In actual tests, the execution plan generated using statistical information increased execution efficiency by 40% compared to the execution plan without statistical information.

Case 3: Uniform Assumption

In real-world business scenarios, data distribution is often not uniform. Taking the order date o_orderdate as an example, although the optimizer may adopt a uniform assumption when using statistical information to estimate query plan costs, assuming the same order volume each year, in reality, the order volume in 1992 may significantly exceed the total of other years. Specifically, if the range of o_orderdate is from '1992-01-01' to '1998-08-02', spanning 8 years, under the uniform assumption, the optimizer would estimate the filter rate for o_orderdate < '1993-01-01' as 1/8. However, this assumption may lead the optimizer to underestimate the actual number of filtered rows, thereby affecting the selection order of tables in subsequent Join operations.

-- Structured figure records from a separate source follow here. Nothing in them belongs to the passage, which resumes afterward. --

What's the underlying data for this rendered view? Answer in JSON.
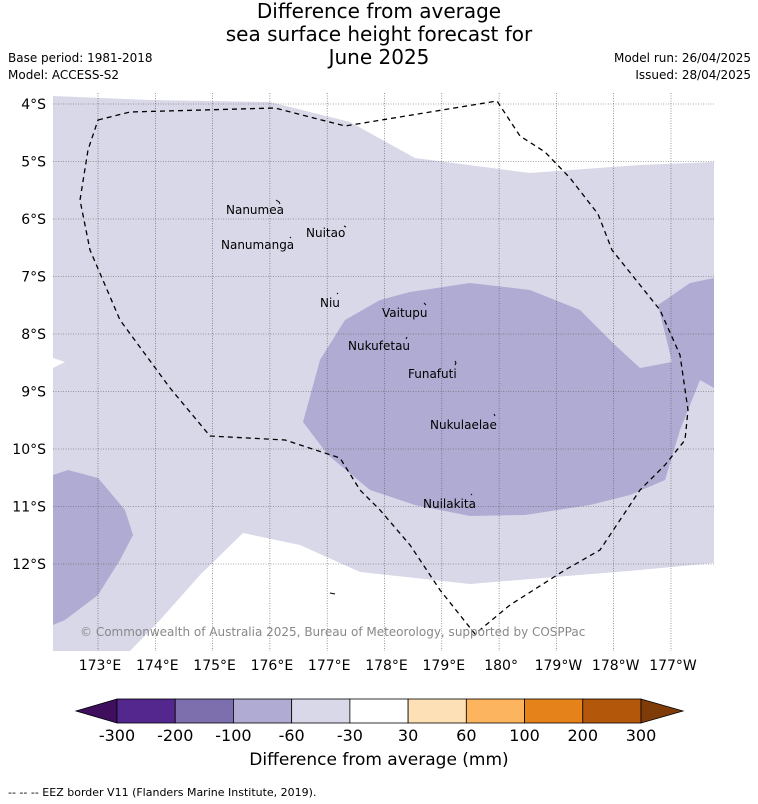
{
  "header": {
    "title_lines": [
      "Difference from average",
      "sea surface height forecast for",
      "June 2025"
    ],
    "base_period": "Base period: 1981-2018",
    "model": "Model: ACCESS-S2",
    "model_run": "Model run: 26/04/2025",
    "issued": "Issued: 28/04/2025"
  },
  "map": {
    "lat_labels": [
      "4°S",
      "5°S",
      "6°S",
      "7°S",
      "8°S",
      "9°S",
      "10°S",
      "11°S",
      "12°S"
    ],
    "lon_labels": [
      "173°E",
      "174°E",
      "175°E",
      "176°E",
      "177°E",
      "178°E",
      "179°E",
      "180°",
      "179°W",
      "178°W",
      "177°W"
    ],
    "islands": [
      "Nanumea",
      "Nuitao",
      "Nanumanga",
      "Niu",
      "Vaitupu",
      "Nukufetau",
      "Funafuti",
      "Nukulaelae",
      "Nuilakita"
    ],
    "copyright": "© Commonwealth of Australia 2025, Bureau of Meteorology, supported by COSPPac",
    "fill_colors": {
      "light_negative": "#d8d8e9",
      "moderate_negative": "#b0abd2",
      "no_data": "#ffffff"
    }
  },
  "colorbar": {
    "ticks": [
      "-300",
      "-200",
      "-100",
      "-60",
      "-30",
      "30",
      "60",
      "100",
      "200",
      "300"
    ],
    "colors": [
      "#3f0f5e",
      "#54278f",
      "#7d6fae",
      "#b0abd2",
      "#d8d8e9",
      "#ffffff",
      "#fde0b5",
      "#fdb45e",
      "#e6821a",
      "#b3580a",
      "#7f3b08"
    ],
    "label": "Difference from average (mm)"
  },
  "footer": {
    "eez_note": "-- -- -- EEZ border V11 (Flanders Marine Institute, 2019)."
  }
}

To more accurately assess query performance and optimize Join order, we need to view the actual number of filtered rows recorded in the execution plan (Profile). Additionally, hints can be added to the SQL to guide the optimizer in selecting a more appropriate Join order.

Case 4: Absence of Column Statistics

In certain specific scenarios, it may not be possible to collect column statistics. For example, when queries involve external tables, when the data volume is extremely large, or when the cost of collecting statistical information is too high. In such cases, the optimizer will instead rely on the number of rows in the table and generate execution plans based on heuristic rules. Typically, in the absence of statistical information, the optimizer tends to generate a left-deep tree execution plan.